Three short hairpin RNAs (shRNAs) against TFE3 were cloned into a pLKO.1 plasmid containing a puromycin resistance gene and allowing for doxycycline-inducible expression, respectively, resulting in pLKO.1.shTFE3:

shTFE3_1: ATCCGGGATTGTTGCTGATAT, shTFE3_2: GTGGATTACATCCGCAAATTA, shTFE3_3: AGCTATCACCGTCAGCAATTC.
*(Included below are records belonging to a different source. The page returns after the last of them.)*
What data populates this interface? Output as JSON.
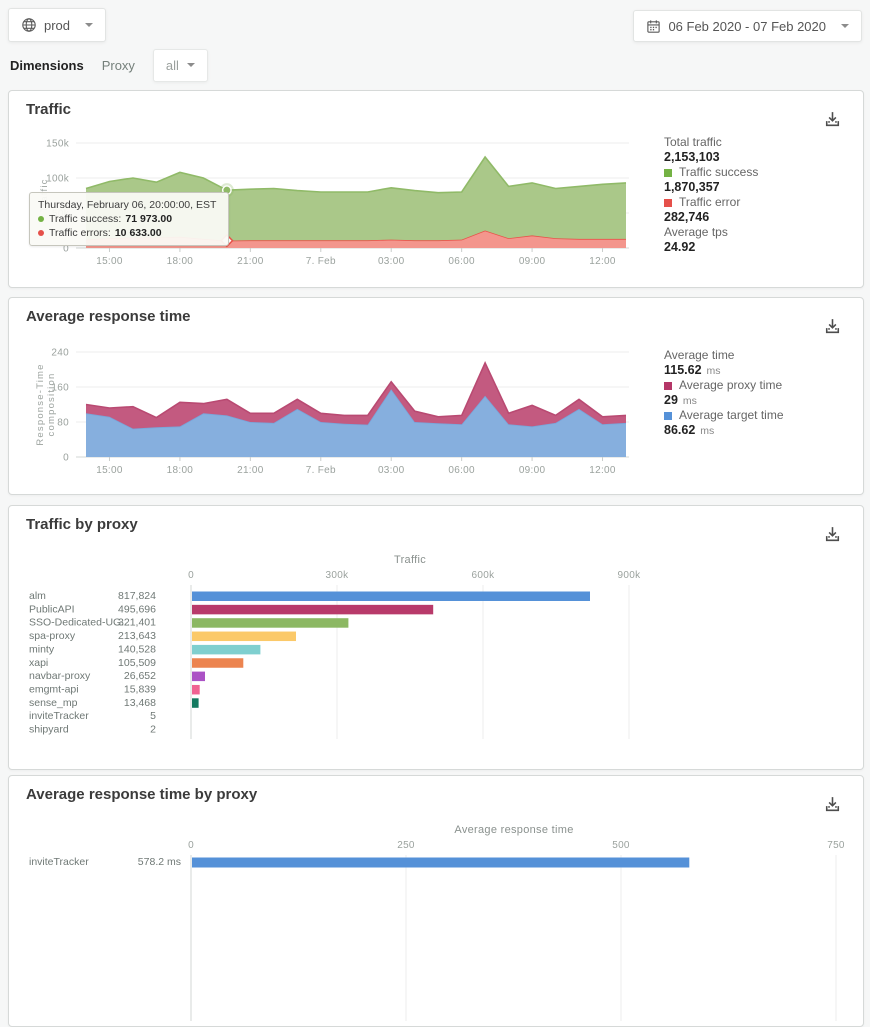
{
  "topbar": {
    "env_label": "prod",
    "date_range": "06 Feb 2020 - 07 Feb 2020"
  },
  "filters": {
    "dimensions_label": "Dimensions",
    "dimension_name": "Proxy",
    "dimension_value": "all"
  },
  "icons": {
    "env": "globe-icon",
    "date": "calendar-icon",
    "download": "download-icon",
    "dropdown": "chevron-down-icon"
  },
  "colors": {
    "success": "#74b244",
    "error": "#e5504a",
    "proxy_time": "#b43667",
    "target_time": "#5591d8",
    "bar_blue": "#5591d8"
  },
  "cards": {
    "traffic": {
      "title": "Traffic",
      "summary": {
        "total_label": "Total traffic",
        "total_value": "2,153,103",
        "success_label": "Traffic success",
        "success_value": "1,870,357",
        "error_label": "Traffic error",
        "error_value": "282,746",
        "tps_label": "Average tps",
        "tps_value": "24.92"
      },
      "tooltip": {
        "title": "Thursday, February 06, 20:00:00, EST",
        "success_label": "Traffic success:",
        "success_value": "71 973.00",
        "errors_label": "Traffic errors:",
        "errors_value": "10 633.00"
      }
    },
    "response": {
      "title": "Average response time",
      "summary": {
        "avg_label": "Average time",
        "avg_value": "115.62",
        "avg_unit": "ms",
        "proxy_label": "Average proxy time",
        "proxy_value": "29",
        "proxy_unit": "ms",
        "target_label": "Average target time",
        "target_value": "86.62",
        "target_unit": "ms"
      }
    },
    "traffic_by_proxy": {
      "title": "Traffic by proxy"
    },
    "response_by_proxy": {
      "title": "Average response time by proxy"
    }
  },
  "chart_data": [
    {
      "id": "traffic",
      "type": "area",
      "stacked": true,
      "title": "Traffic",
      "ylabel_lines": [
        "Traffic"
      ],
      "ylim": [
        0,
        150000
      ],
      "y_ticks": [
        {
          "v": 0,
          "label": "0"
        },
        {
          "v": 50000,
          "label": "50k"
        },
        {
          "v": 100000,
          "label": "100k"
        },
        {
          "v": 150000,
          "label": "150k"
        }
      ],
      "x_tick_labels": [
        "15:00",
        "18:00",
        "21:00",
        "7. Feb",
        "03:00",
        "06:00",
        "09:00",
        "12:00"
      ],
      "x_tick_index": [
        1,
        4,
        7,
        10,
        13,
        16,
        19,
        22
      ],
      "x_start": "Feb 6 14:00",
      "x_end": "Feb 7 13:00",
      "x_step": "1h",
      "series": [
        {
          "name": "Traffic errors",
          "fill": "#f3968d",
          "line": "#e8544a",
          "values": [
            12000,
            14000,
            15000,
            15000,
            16000,
            13000,
            10633,
            11000,
            11000,
            11000,
            11000,
            11000,
            11000,
            12000,
            11000,
            11000,
            12000,
            25000,
            14000,
            18000,
            14000,
            13000,
            13000,
            13000
          ]
        },
        {
          "name": "Traffic success",
          "fill": "#aac889",
          "line": "#90ba68",
          "values": [
            73000,
            81000,
            85000,
            79000,
            92000,
            87000,
            71973,
            73000,
            74000,
            71000,
            69000,
            69000,
            69000,
            74000,
            71000,
            68000,
            68000,
            105000,
            74000,
            75000,
            71000,
            75000,
            78000,
            80000
          ]
        }
      ],
      "hover_marker_index": 6,
      "grid": true,
      "legend_position": "right"
    },
    {
      "id": "response_time",
      "type": "area",
      "stacked": true,
      "title": "Average response time",
      "ylabel_lines": [
        "Response-Time",
        "composition"
      ],
      "ylim": [
        0,
        240
      ],
      "y_ticks": [
        {
          "v": 0,
          "label": "0"
        },
        {
          "v": 80,
          "label": "80"
        },
        {
          "v": 160,
          "label": "160"
        },
        {
          "v": 240,
          "label": "240"
        }
      ],
      "x_tick_labels": [
        "15:00",
        "18:00",
        "21:00",
        "7. Feb",
        "03:00",
        "06:00",
        "09:00",
        "12:00"
      ],
      "x_tick_index": [
        1,
        4,
        7,
        10,
        13,
        16,
        19,
        22
      ],
      "x_start": "Feb 6 14:00",
      "x_end": "Feb 7 13:00",
      "x_step": "1h",
      "series": [
        {
          "name": "Average target time",
          "fill": "#86afde",
          "line": "#78a5da",
          "values": [
            100,
            92,
            65,
            68,
            70,
            100,
            95,
            80,
            78,
            110,
            80,
            76,
            74,
            155,
            80,
            77,
            75,
            140,
            75,
            70,
            78,
            110,
            75,
            78
          ]
        },
        {
          "name": "Average proxy time",
          "fill": "#c35a80",
          "line": "#b94a72",
          "values": [
            20,
            20,
            50,
            22,
            55,
            22,
            37,
            20,
            22,
            22,
            20,
            19,
            21,
            17,
            25,
            15,
            20,
            75,
            25,
            48,
            17,
            22,
            17,
            17
          ]
        }
      ],
      "grid": true,
      "legend_position": "right"
    },
    {
      "id": "traffic_by_proxy",
      "type": "bar",
      "orientation": "horizontal",
      "axis_title": "Traffic",
      "xlim": [
        0,
        900000
      ],
      "x_ticks": [
        {
          "v": 0,
          "label": "0"
        },
        {
          "v": 300000,
          "label": "300k"
        },
        {
          "v": 600000,
          "label": "600k"
        },
        {
          "v": 900000,
          "label": "900k"
        }
      ],
      "rows": [
        {
          "label": "alm",
          "value": 817824,
          "display": "817,824",
          "color": "#5591d8"
        },
        {
          "label": "PublicAPI",
          "value": 495696,
          "display": "495,696",
          "color": "#b83a6a"
        },
        {
          "label": "SSO-Dedicated-UG...",
          "value": 321401,
          "display": "321,401",
          "color": "#8cb863"
        },
        {
          "label": "spa-proxy",
          "value": 213643,
          "display": "213,643",
          "color": "#fbc969"
        },
        {
          "label": "minty",
          "value": 140528,
          "display": "140,528",
          "color": "#7fcfcf"
        },
        {
          "label": "xapi",
          "value": 105509,
          "display": "105,509",
          "color": "#ec8450"
        },
        {
          "label": "navbar-proxy",
          "value": 26652,
          "display": "26,652",
          "color": "#ab52c5"
        },
        {
          "label": "emgmt-api",
          "value": 15839,
          "display": "15,839",
          "color": "#f06292"
        },
        {
          "label": "sense_mp",
          "value": 13468,
          "display": "13,468",
          "color": "#13795f"
        },
        {
          "label": "inviteTracker",
          "value": 5,
          "display": "5",
          "color": "#5591d8"
        },
        {
          "label": "shipyard",
          "value": 2,
          "display": "2",
          "color": "#5591d8"
        }
      ]
    },
    {
      "id": "response_by_proxy",
      "type": "bar",
      "orientation": "horizontal",
      "axis_title": "Average response time",
      "xlim": [
        0,
        750
      ],
      "x_ticks": [
        {
          "v": 0,
          "label": "0"
        },
        {
          "v": 250,
          "label": "250"
        },
        {
          "v": 500,
          "label": "500"
        },
        {
          "v": 750,
          "label": "750"
        }
      ],
      "rows": [
        {
          "label": "inviteTracker",
          "value": 578.2,
          "display": "578.2 ms",
          "color": "#5591d8"
        }
      ]
    }
  ]
}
Two micrograms of pLKO.1.shTFE3 was co-transfected with 2 µg of equal parts pVSV-G, pMDL and pRSV (packaging vectors) into HEK 293T cells grown to 80% confluency on a 10-cm uncoated culture dish. After 24 h, cell culture supernatant was collected for 3 consecutive days to enrich for produced viruses. The virus supernatant was concentrated and used to transduce E14 wild-type cells. For transduction, 100,000 E14 cells were mixed with 50 µl of concentrated virus suspension and 10 µg ml−1 polybrene in a 1.5 ml tube and rotated at 37 °C for 1 h. Subsequently, cells were plated on six-well culture dishes and grown for 48 h after which puromycin selection was applied for 6 days. Efficient knockdown of TFE3 was confirmed by IF followed by confocal microscopy.

Reporting summary

Further information on research design is available in the Nature Portfolio Reporting Summary linked to this article.